I have a database with a non-trivial number of records which are non-identical duplicates, but should be combined or cleaned up in some way. For example, a record for "John Johnson 11110043" and "John Q Johnson 11120043" that turn out, upon further examination, to be the same person, mistakenly entered twice with an error in their primary ID # and a missing middle name.

My question is, are there any "tried & true" ways of dealing with this. I've thought about some different ways:

Combine the relevant data from record A and record B into a new record C, with a new ID number. Mark A and B as "obsolete" or "unused".
Combine the relevant data from record A and record B into a new record C with a new ID number.

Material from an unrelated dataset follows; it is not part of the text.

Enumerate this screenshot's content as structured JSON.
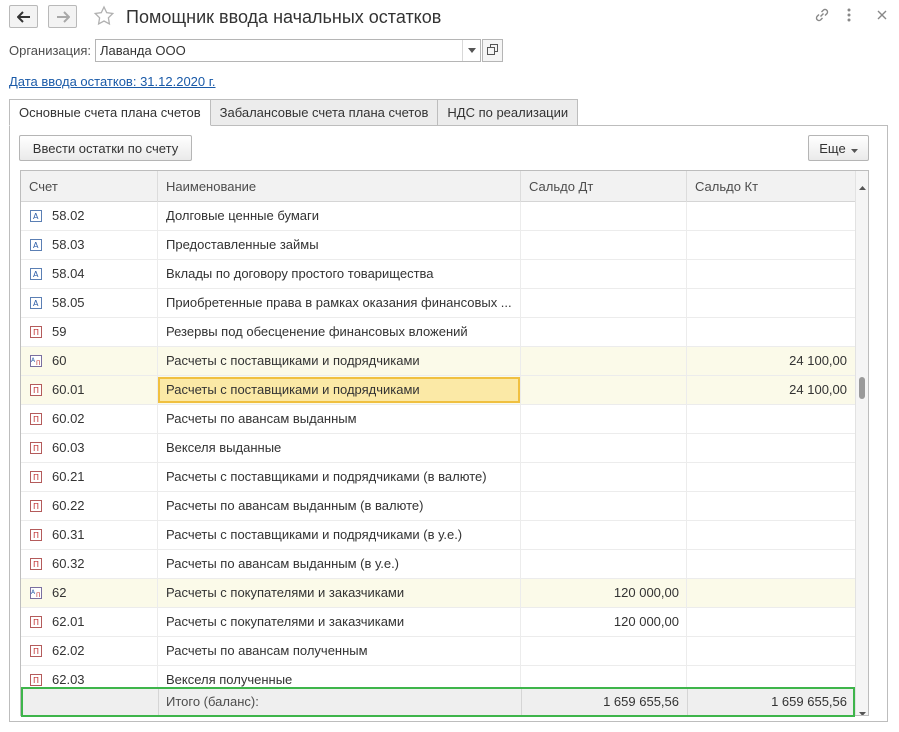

Delete A and B.
Combine the relevant data from record A and record B into a new record C. Export A and B to a "deleted records" table, then delete A and B.
Combine the relevant data from record A and record B into the existing record B (same ID number). Delete A.
Etc.

I'm torn between the ideas of keeping all old data forever (even bad, duplicate data), and cleaning & pruning the data so that the current set is as "pure" as possible.

It seems like this is a common problem that others have dealt with. Any advice?

August 1, 200619 yr

Author

To clarify: My question is not about Detecting the duplicate records (that problem, though difficult, is basically solved). My question is about what to do with the duplicates once they are discovered.

Added complexity: Both Record A and Record B may have related employment data that should be saved i the merge process. (e.g. a person works for a while as John Johnson, leaves for a bit, then returns and works under the new name / ID. The merged record ideally should include their entire work history from both records.